Anthropic Raises Claude Code Usage Limits, Credits SpaceX Deal
Anthropic has increased usage limits for Claude Code, its terminal-based agentic coding tool, citing expanded infrastructure capacity enabled in part by a new enterprise agreement with SpaceX. The move signals both growing demand for AI-assisted software development and Anthropic's effort to keep pace with that demand operationally.
Claude Code was released in general availability earlier this year and quickly became one of the more capable tools in the agentic coding category. Its ability to operate across full codebases — reading files, running commands, and executing multi-step development tasks — made it compute-intensive by design. Usage limits had been a friction point for engineers and teams pushing it hard in production workflows.

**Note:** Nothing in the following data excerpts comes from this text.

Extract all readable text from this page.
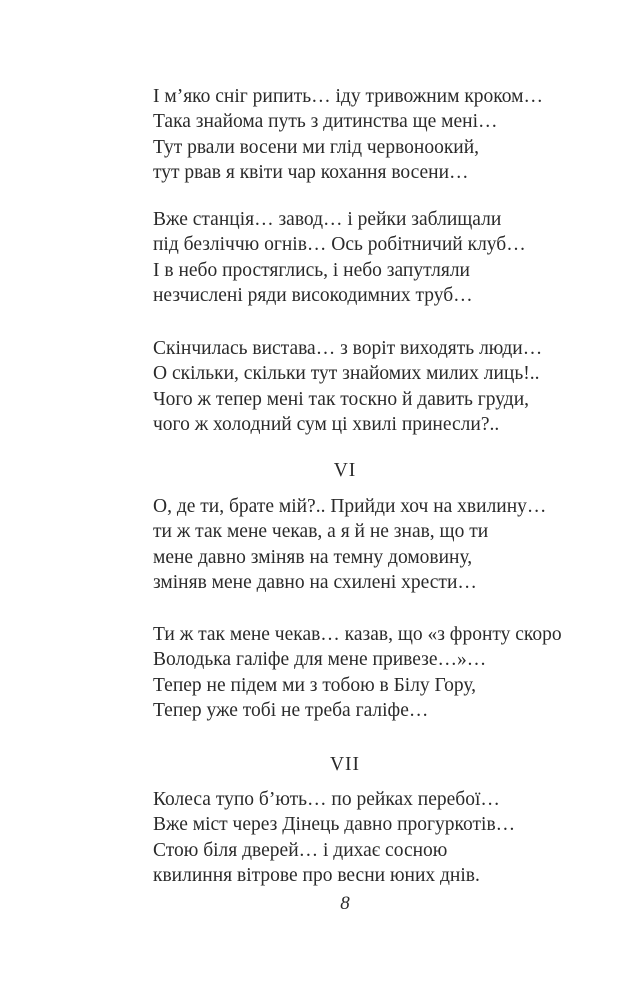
І м’яко сніг рипить… іду тривожним кроком…
Така знайома путь з дитинства ще мені…
Тут рвали восени ми глід червоноокий,
тут рвав я квіти чар кохання восени…
Вже станція… завод… і рейки заблищали
під безліччю огнів… Ось робітничий клуб…
І в небо простяглись, і небо запутляли
незчислені ряди високодимних труб…
Скінчилась вистава… з воріт виходять люди…
О скільки, скільки тут знайомих милих лиць!..
Чого ж тепер мені так тоскно й давить груди,
чого ж холодний сум ці хвилі принесли?..
VI
О, де ти, брате мій?.. Прийди хоч на хвилину…
ти ж так мене чекав, а я й не знав, що ти
мене давно зміняв на темну домовину,
зміняв мене давно на схилені хрести…
Ти ж так мене чекав… казав, що «з фронту скоро
Володька галіфе для мене привезе…»…
Тепер не підем ми з тобою в Білу Гору,
Тепер уже тобі не треба галіфе…
VII
Колеса тупо б’ють… по рейках перебої…
Вже міст через Дінець давно прогуркотів…
Стою біля дверей… і дихає сосною
квилиння вітрове про весни юних днів.
8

The SpaceX deal represents a notable pairing: a frontier AI safety company providing services to one of the most technically demanding private aerospace operators in the world. While financial details have not been disclosed, the implication is that enterprise-scale contracts are now materially influencing Anthropic's capacity planning decisions.
The core change is straightforward — developers using Claude Code will encounter rate limits less frequently, allowing for longer uninterrupted sessions and more intensive agentic tasks. For teams running Claude Code as a continuous development assistant rather than a one-off query tool, this is a practical improvement. The prior limits created workflow interruptions that undermined the value proposition of an agent meant to operate autonomously across extended tasks.
The SpaceX relationship is worth examining beyond the headline. SpaceX operates a highly complex internal engineering environment — across avionics, propulsion, software systems, and ground infrastructure. Using an external AI coding agent at that level of technical sophistication suggests the organization is either running Claude Code for bounded, lower-risk development tasks, or has worked out sufficient security and access controls to allow deeper integration. Either way, it represents an enterprise validation that carries weight.
For Anthropic, the ability to point to a high-profile enterprise customer as a direct contributor to infrastructure expansion is a useful signal to the market. It frames Claude Code not as a developer productivity toy but as a serious enterprise tool with capacity requirements that scale alongside real deployment.
The broader implication for the agentic coding market is that compute capacity is increasingly a competitive variable. As developers move from using AI assistants in short conversational exchanges to running continuous agents against large codebases, the infrastructure requirements are categorically different. Rate limits are not just a user experience issue — they define whether a tool is viable for production use. Anthropic is treating this as a priority.
This also reflects a maturing enterprise go-to-market for Anthropic overall. The company has historically led with research credibility and model capability. Larger deals with engineering-intensive organizations suggest it is now building the sales infrastructure and capacity agreements to serve enterprise workloads at scale — a necessary evolution if Claude is to compete with OpenAI and Google in the enterprise AI segment where volume and reliability matter as much as raw capability.
The convergence of limit increases, enterprise validation, and capacity expansion tied to real customer contracts suggests Anthropic is moving Claude Code from a capable but constrained tool to one it is prepared to back operationally at production scale.